CVE-2025-66311 is a stored Cross-Site Scripting (XSS) vulnerability identified in the Grav content management system (CMS) admin plugin, specifically affecting versions prior to 1.11.0-beta.1. Grav is a flat-file CMS that uses an admin plugin providing an HTML user interface for configuring the system and managing pages. The vulnerability exists in the /admin/pages/[page] endpoint, where the application improperly neutralizes input in the data[header][metadata], data[header][taxonomy][category], and data[header][taxonomy][tag] parameters. An attacker with administrative privileges can inject malicious JavaScript code into these parameters, which is then stored persistently in the page frontmatter. When the affected page is accessed or rendered within the administrative interface, the malicious script executes automatically, potentially allowing session hijacking, privilege escalation, or other malicious actions within the admin context.

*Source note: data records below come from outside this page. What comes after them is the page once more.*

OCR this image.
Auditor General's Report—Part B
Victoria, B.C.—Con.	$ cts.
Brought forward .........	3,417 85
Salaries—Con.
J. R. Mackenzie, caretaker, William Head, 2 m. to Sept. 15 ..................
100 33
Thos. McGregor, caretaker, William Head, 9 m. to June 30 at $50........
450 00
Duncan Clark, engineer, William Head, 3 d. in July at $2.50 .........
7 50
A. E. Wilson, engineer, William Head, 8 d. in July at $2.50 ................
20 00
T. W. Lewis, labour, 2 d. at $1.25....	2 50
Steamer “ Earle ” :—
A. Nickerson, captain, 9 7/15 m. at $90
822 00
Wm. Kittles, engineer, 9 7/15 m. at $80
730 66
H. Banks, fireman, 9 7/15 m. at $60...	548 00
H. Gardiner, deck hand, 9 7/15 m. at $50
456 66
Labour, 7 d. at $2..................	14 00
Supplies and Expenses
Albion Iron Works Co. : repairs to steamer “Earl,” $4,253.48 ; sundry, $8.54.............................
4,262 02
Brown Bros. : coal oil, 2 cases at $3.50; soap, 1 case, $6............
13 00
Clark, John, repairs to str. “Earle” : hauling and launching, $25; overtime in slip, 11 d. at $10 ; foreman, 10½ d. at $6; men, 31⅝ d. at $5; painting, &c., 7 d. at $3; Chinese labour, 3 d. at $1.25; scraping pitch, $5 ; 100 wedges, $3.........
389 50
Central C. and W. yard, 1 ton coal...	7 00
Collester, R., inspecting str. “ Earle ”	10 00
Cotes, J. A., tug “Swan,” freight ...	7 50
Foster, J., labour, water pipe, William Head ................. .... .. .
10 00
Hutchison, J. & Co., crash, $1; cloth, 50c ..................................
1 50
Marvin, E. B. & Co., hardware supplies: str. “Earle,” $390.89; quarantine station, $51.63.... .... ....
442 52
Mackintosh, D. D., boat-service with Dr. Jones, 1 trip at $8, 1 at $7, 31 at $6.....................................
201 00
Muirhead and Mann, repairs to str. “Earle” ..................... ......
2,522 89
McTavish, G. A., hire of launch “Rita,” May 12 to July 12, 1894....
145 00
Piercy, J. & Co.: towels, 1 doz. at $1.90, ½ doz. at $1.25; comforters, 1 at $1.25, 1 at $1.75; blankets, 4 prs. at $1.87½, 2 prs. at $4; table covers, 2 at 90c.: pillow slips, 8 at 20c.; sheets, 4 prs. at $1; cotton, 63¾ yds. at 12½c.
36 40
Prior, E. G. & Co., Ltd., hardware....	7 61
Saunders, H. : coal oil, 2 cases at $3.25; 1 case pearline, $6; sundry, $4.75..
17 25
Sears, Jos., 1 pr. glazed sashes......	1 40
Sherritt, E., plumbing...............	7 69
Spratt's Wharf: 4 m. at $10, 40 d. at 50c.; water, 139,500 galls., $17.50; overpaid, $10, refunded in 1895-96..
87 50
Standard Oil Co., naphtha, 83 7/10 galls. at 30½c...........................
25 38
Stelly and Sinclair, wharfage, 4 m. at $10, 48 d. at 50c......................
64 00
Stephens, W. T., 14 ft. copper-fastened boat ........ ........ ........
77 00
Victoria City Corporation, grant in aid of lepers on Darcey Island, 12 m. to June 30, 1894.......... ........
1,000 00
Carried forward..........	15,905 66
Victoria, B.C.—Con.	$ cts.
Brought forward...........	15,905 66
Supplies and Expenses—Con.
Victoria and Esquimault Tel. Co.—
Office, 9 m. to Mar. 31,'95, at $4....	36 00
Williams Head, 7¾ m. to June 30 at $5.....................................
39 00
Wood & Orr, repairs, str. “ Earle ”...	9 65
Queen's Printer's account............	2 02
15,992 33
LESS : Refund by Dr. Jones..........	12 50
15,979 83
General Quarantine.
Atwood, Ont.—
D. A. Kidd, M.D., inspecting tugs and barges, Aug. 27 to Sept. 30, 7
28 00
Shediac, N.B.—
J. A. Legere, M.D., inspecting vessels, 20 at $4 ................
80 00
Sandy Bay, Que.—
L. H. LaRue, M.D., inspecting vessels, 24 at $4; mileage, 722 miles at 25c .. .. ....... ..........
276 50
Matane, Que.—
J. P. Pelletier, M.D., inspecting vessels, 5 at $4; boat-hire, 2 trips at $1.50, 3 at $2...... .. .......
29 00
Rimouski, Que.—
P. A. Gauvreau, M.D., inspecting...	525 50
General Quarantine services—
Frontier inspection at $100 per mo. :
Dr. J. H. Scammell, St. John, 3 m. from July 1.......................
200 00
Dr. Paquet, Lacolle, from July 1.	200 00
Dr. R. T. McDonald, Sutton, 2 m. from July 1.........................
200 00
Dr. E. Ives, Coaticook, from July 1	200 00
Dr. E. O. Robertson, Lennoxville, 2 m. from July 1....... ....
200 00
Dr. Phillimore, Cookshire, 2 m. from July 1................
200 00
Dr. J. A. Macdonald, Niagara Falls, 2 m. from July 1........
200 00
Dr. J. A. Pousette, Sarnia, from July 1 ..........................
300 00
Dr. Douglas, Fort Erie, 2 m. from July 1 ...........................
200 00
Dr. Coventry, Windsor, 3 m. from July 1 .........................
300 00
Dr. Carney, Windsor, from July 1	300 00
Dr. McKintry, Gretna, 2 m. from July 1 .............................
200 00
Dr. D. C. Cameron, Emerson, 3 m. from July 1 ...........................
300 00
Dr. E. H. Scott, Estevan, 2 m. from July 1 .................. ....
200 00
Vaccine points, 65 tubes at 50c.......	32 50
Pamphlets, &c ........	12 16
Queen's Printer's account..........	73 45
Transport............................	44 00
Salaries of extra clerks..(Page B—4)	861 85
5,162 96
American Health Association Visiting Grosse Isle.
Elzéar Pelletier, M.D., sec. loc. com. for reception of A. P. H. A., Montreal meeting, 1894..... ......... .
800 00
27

The vulnerability requires authenticated access (administrator-level privileges) and some user interaction to trigger the payload execution. The CVSS 4.0 vector indicates network attack vector (AV:N), low attack complexity (AC:L), no privileges required (PR:H means high privileges required, so this is a discrepancy in the vector but the description clarifies admin privileges are needed), user interaction required (UI:A), low impact on confidentiality and integrity, no impact on availability, and high scope and security impact. No known exploits are currently reported in the wild. The issue was reserved on 2025-11-26 and published on 2025-12-01, with the fix introduced in version 1.11.0-beta.1 of the admin plugin.

For European organizations using Grav CMS with the vulnerable admin plugin versions, this stored XSS vulnerability poses a significant risk to the confidentiality and integrity of their administrative sessions and website content. An attacker who gains administrative access can inject malicious scripts that execute whenever the affected page is accessed in the admin interface, potentially leading to session hijacking, unauthorized content modification, or further compromise of the CMS environment. This can result in defacement, data leakage, or the deployment of additional malware. Since Grav is often used by small to medium enterprises and public sector websites in Europe due to its lightweight and flexible nature, the impact could affect a broad range of organizations, including government agencies, educational institutions, and businesses relying on Grav for content management. The requirement for administrative privileges limits the attack surface but does not eliminate risk, especially if credential compromise or insider threats exist. The vulnerability could also be leveraged in targeted attacks against high-value European entities using Grav, especially those with less mature security practices.

1. Immediate upgrade of the Grav admin plugin to version 1.11.0-beta.1 or later, where the vulnerability is fixed. 2. Implement strict access controls and multi-factor authentication (MFA) for all administrative accounts to reduce the risk of credential compromise. 3. Conduct regular audits of administrative user activity and page metadata to detect suspicious or unauthorized changes. 4. Employ Content Security Policy (CSP) headers to restrict the execution of unauthorized scripts within the admin interface. 5. Sanitize and validate all user inputs at the application level, especially metadata and taxonomy fields, to prevent injection of malicious content. 6. Limit the number of users with administrative privileges and enforce the principle of least privilege. 7. Monitor logs for unusual access patterns or repeated attempts to inject scripts. 8. Educate administrators about the risks of stored XSS and safe content management practices. 9. If upgrading immediately is not feasible, consider temporarily restricting access to the admin interface to trusted IP addresses or VPNs.